With the wonderful drainage that the County provided my property with when they paved my street, my driveway is at the bottom of a bowl the street creates. My front yard is the drain plug for all the way up the street. Been that way for what? 30 years or so? I swear every rainy season I am going to give the County a call and demand some remedy. Then it quits raining and it's no big deal anymore. Although, this season it seems like i've gotten a lot more weeds than normal. I've managed to train the path of water across my yard and down the side, and the out the back, so it doesn't bother me too much any more. But these weeds are pi**ing me off. Although the wild flowers are an addition I haven't seen for awhile. Did somebody up the street from me throw some seed out?
Sincerely, M

Churadogs said...

Donna, give Sysyphus a call. He loves wheelbarrows.

Ron, sounds like you're turning into a gentleman farmer. I'm pleased about the bees, though. Was out your neck of the woods last Sunday right before the huge storm, racing down and around and through the Carrisa Plains then south on 22 miles of dirt road out to 166 then running for the coast with HUGE black clouds chasing us all the way. The trip and views and wilflowers were spactacular. Just as I got home, somebody turned on the faucet.

M. Ah, yes, road engineering Los Osos Style. If the "wildflowers" you're talking bout are thin stems with pink/purple/white little flowers on them, sheets and swaths of them? Then they may be toad flax, which will self seed and drift down the road or across the road with the wind and if you're lucky enough to get them all over your right of way they'll bloom and reseed more and more each spring.

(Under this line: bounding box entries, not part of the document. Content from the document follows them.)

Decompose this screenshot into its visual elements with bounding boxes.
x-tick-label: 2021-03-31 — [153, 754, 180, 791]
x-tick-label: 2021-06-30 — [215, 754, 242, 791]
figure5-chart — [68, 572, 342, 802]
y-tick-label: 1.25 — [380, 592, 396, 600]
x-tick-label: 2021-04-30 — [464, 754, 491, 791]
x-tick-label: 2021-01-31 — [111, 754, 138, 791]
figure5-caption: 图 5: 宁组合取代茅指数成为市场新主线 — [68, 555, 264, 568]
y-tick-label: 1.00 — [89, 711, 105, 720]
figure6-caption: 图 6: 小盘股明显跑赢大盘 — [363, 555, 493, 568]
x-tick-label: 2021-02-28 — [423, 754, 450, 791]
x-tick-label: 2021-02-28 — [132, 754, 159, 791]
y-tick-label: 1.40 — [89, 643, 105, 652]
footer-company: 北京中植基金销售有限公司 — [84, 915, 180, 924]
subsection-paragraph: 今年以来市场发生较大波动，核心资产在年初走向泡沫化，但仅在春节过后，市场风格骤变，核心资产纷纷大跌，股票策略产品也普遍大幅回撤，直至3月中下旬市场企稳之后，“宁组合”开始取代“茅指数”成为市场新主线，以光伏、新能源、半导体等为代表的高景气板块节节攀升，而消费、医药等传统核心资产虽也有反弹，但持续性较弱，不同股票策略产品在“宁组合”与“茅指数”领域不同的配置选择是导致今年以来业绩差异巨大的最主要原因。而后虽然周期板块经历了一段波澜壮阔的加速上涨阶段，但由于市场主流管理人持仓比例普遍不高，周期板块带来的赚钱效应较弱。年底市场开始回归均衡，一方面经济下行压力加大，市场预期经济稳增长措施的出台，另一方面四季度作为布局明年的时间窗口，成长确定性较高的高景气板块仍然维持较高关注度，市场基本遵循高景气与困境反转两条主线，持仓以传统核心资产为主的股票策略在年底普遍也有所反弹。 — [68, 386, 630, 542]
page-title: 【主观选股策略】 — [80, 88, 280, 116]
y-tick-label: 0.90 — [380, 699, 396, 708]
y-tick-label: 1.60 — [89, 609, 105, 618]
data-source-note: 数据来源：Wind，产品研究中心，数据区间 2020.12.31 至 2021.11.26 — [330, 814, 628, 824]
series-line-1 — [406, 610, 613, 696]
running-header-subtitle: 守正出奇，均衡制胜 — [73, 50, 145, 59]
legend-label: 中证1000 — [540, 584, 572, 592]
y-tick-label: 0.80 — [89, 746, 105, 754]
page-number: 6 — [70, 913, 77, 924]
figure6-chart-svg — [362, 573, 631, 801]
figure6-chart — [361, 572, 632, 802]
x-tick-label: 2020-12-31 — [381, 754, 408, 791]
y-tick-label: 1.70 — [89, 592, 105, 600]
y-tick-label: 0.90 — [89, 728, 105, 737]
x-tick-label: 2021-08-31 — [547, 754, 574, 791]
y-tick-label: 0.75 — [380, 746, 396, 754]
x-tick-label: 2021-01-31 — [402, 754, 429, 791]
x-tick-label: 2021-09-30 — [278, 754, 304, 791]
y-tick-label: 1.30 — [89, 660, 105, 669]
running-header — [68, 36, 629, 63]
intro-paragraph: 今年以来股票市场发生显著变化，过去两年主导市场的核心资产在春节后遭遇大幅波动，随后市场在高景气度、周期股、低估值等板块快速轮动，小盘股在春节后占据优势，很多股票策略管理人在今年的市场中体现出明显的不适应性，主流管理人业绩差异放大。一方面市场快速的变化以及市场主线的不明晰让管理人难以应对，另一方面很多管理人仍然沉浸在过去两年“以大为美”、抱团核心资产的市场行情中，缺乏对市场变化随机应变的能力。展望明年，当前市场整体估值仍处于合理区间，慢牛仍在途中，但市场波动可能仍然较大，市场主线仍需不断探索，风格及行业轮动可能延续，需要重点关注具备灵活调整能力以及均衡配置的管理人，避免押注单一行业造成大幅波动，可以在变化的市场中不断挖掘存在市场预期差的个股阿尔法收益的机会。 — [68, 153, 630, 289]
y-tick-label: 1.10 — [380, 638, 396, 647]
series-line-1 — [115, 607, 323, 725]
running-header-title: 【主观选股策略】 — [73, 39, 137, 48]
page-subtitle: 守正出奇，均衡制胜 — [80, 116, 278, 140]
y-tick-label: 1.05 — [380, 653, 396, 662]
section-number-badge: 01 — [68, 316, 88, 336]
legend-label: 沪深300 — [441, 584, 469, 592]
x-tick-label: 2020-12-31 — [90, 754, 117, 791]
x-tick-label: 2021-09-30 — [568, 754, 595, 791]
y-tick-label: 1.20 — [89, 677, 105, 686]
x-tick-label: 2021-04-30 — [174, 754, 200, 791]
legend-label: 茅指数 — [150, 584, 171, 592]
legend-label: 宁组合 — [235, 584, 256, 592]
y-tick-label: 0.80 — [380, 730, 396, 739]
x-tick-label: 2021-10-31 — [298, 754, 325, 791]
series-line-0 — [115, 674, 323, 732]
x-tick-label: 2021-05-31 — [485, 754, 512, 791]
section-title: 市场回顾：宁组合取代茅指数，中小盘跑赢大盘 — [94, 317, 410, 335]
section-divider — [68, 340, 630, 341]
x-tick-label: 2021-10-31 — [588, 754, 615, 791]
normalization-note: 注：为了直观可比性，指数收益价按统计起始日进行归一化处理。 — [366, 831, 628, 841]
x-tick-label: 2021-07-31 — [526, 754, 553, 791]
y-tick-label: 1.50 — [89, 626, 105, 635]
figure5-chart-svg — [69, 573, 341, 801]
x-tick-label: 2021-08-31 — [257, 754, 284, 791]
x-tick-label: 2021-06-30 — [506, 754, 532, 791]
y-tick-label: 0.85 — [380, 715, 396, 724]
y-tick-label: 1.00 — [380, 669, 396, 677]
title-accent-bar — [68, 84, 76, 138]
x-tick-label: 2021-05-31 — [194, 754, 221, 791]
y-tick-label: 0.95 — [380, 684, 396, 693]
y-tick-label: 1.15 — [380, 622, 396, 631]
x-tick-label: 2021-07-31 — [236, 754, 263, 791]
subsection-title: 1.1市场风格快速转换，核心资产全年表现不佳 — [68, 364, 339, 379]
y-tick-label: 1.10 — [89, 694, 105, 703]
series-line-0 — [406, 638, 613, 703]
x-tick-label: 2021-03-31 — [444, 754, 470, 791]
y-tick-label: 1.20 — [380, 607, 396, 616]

I had friends who had them in their yard gather handfuls of seeds and I scattered them in my right of way this this spring and had a bunch. Next year should be even better. Would love to see the whole town's streets adrift with their lovely pastel blooms. They're not natives, but they've adapted very well, grow on their own, then die back and disappear until the next winter rains.